Василию Скопину все сие ведомо было, и все же... оглушительное низкозвонное безлюдье палатных первых улиц — чутью непостижное... Но вот раскрытые рты иноков в притворе Чудова... Немой дом предстоятеля... Вот! — за Ризоположения углом — застрявшие у дворцовой повторной решетки бояре-повстанцы! Первую решетку они минули легко — ее охранители, знавшие прущих бояр в лицо наперечет, всем им открывавшие дорогу на представление к царю каждое божье утро (ну сегодня — чуть пораньше, значит — важное что?), всех пропустили, не обоняв подвоха. Следующий малый пост за поворотом гульбища не то чтобы не брался повстанцами в расчет, а просто был забыт: здесь, после вчерашней передислокации стражи, должен был быть единственный караульщик. Он и был. Еще издали, из-за галерейного угла, он услышал непотребный шум шагов, положил пищальный ствол на выемку секиры, приклад упер в плечо, даже поспел затравку поджечь и достать саблю.
— Ты что ж это, так твою и раствою, нас не узнаешь? — кликнул стрельцу дьяк Черемисинов, пристывший перед дулом ружья впереди всех на узкой галерейке. — Спишь, что ль, на посту? Зенки-то протри, всех нас ты знаешь!
— Черт такой, прочь пищаль! — из-под плеча дьяка шипел Клешнин, припертый к Черемисинову задними. — О Господи, да уж сейчас набат грянет! — подвыл он — уже в безрассудстве. — Ложи ствол, дьявол! К царю опаздываем ведь по неотложности!..
— Самодержая милость в опасности, — быстро пояснил мысль Клешнина, пробравшийся вперед окольничий Головин. — Так мы к ней на помогу!
Но, приметив новое движение в навязавшейся на его галерею толпе, страж рыкнул так страшно, что все заговорщики опять расслабились как бы в мгновенном отдыхе оледенения. Запал капельным солнышком подрагивал у самой полки в руке стрельца; видимо, мимо всех слов напряжение мятежников передавалось ему. Но, взявши и себя, как оружие, наконец в руки, он отвечал, что здесь пускает только по очному указу государя, либо начальника родного приказу, либо, на крайний уж час, по письменному свитку с государевой печаткою.
Окольничий Головин, исполнявший еще должность государева печатника, достал из навесного кармашка резную печать и костяную же коробочку, поигрывая ими, заставляя неимоверные ноги прямо и степенно выступать, подошел к самому дулу пищали. Отложив из баночки немного сургуча, обжигаясь, растопил его на стрельцовом фитиле, замазал дуло красной жижицей, пахнувшей едко, гадко, и сверху нажал костяной печатью государственной.
— Этого, я думаю, вполне достаточно, — заключил, кивнув караульному стрельцу, Головин сколько возможно ведомственным голосом, и голос дрогнул верно, вмиг облегшись вечной правомочностью. — Прошу всех за мной, государи мои... — обернулся сановник к соратникам.
Заговорщики пошелестели мимо по открытой галерее.
Било где-то на Ильинке, вдруг — как булатным колпаком накрыл — ухнул Иван-колокол над головой.
Остолбенелый было караульный вздрогнул и, вдев саблю, за спину перекинув опечатанное ружьецо, скорее от греха пошел...
Вскоре его коридором протиснулся еще отряд ратников.
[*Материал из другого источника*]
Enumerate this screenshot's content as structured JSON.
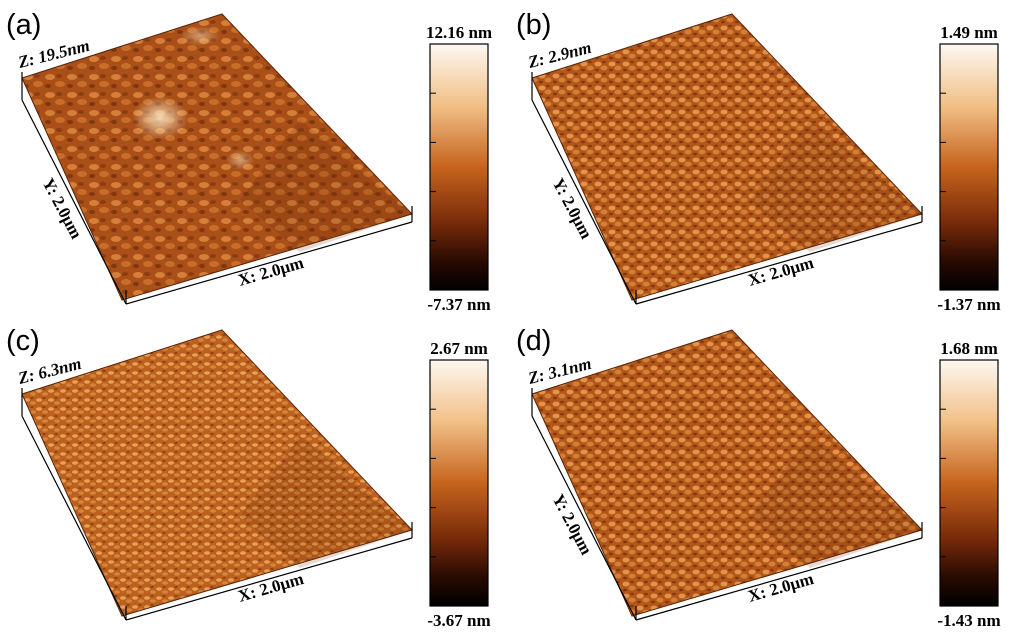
{
  "panels": [
    {
      "letter": "(a)",
      "z_label": "Z: 19.5nm",
      "y_label": "Y: 2.0μm",
      "x_label": "X: 2.0μm",
      "scale_max": "12.16 nm",
      "scale_min": "-7.37 nm"
    },
    {
      "letter": "(b)",
      "z_label": "Z: 2.9nm",
      "y_label": "Y: 2.0μm",
      "x_label": "X: 2.0μm",
      "scale_max": "1.49 nm",
      "scale_min": "-1.37 nm"
    },
    {
      "letter": "(c)",
      "z_label": "Z: 6.3nm",
      "y_label": "",
      "x_label": "X: 2.0μm",
      "scale_max": "2.67 nm",
      "scale_min": "-3.67 nm"
    },
    {
      "letter": "(d)",
      "z_label": "Z: 3.1nm",
      "y_label": "Y: 2.0μm",
      "x_label": "X: 2.0μm",
      "scale_max": "1.68 nm",
      "scale_min": "-1.43 nm"
    }
  ],
  "colors": {
    "surface_dark": "#7a3510",
    "surface_mid": "#b85a1c",
    "surface_light": "#e89a4a",
    "highlight": "#fbe7c4",
    "scale_top": "#fdf8f2",
    "scale_mid": "#c6641e",
    "scale_bottom": "#000000"
  }
}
В прогале палат уже хлопотливо мелькали наездники, пешие...
— Что за звон?! — хрипнул, выбегая на верхнюю галерею, Басманов.
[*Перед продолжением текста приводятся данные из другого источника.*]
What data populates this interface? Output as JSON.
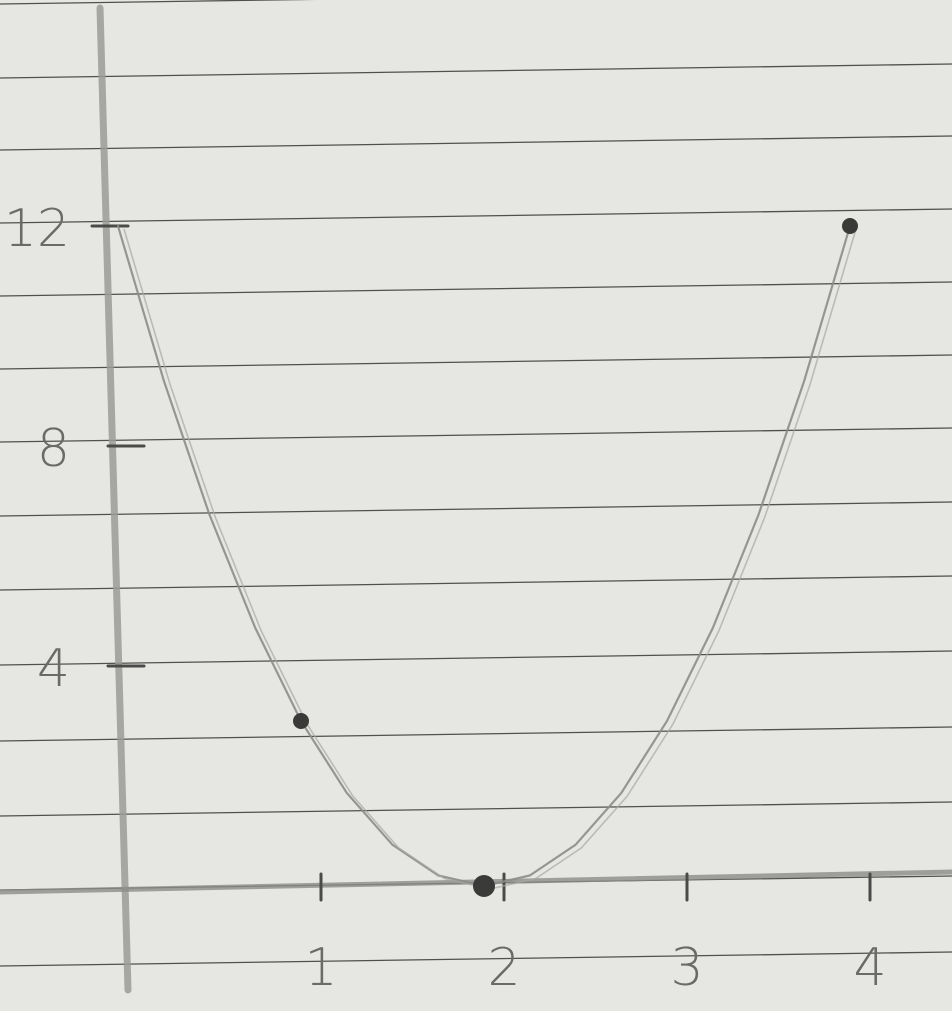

— Пожар в малом городе! — кричал прямо на ухо ему Дмитрий Шуйский, выскакивая следом, хватая воеводу сгоряча за откидные рукава.
Но, увидевши оружный отряд, с седыми безмолвными глазами перебегавший под началом Салтыкова площадь, Басманов отряхнул с себя среднего брата Шуйского, ясно, с мгновенным изумлением и покаянием досады глянул в душу ему и тут же обратно ушел, заперев перед носом его дверь в чертог.
Через немного мгновений Басманов уже объяснялся с заговорщиками в нижнем ярусе, на внутреннем крыльце дворца.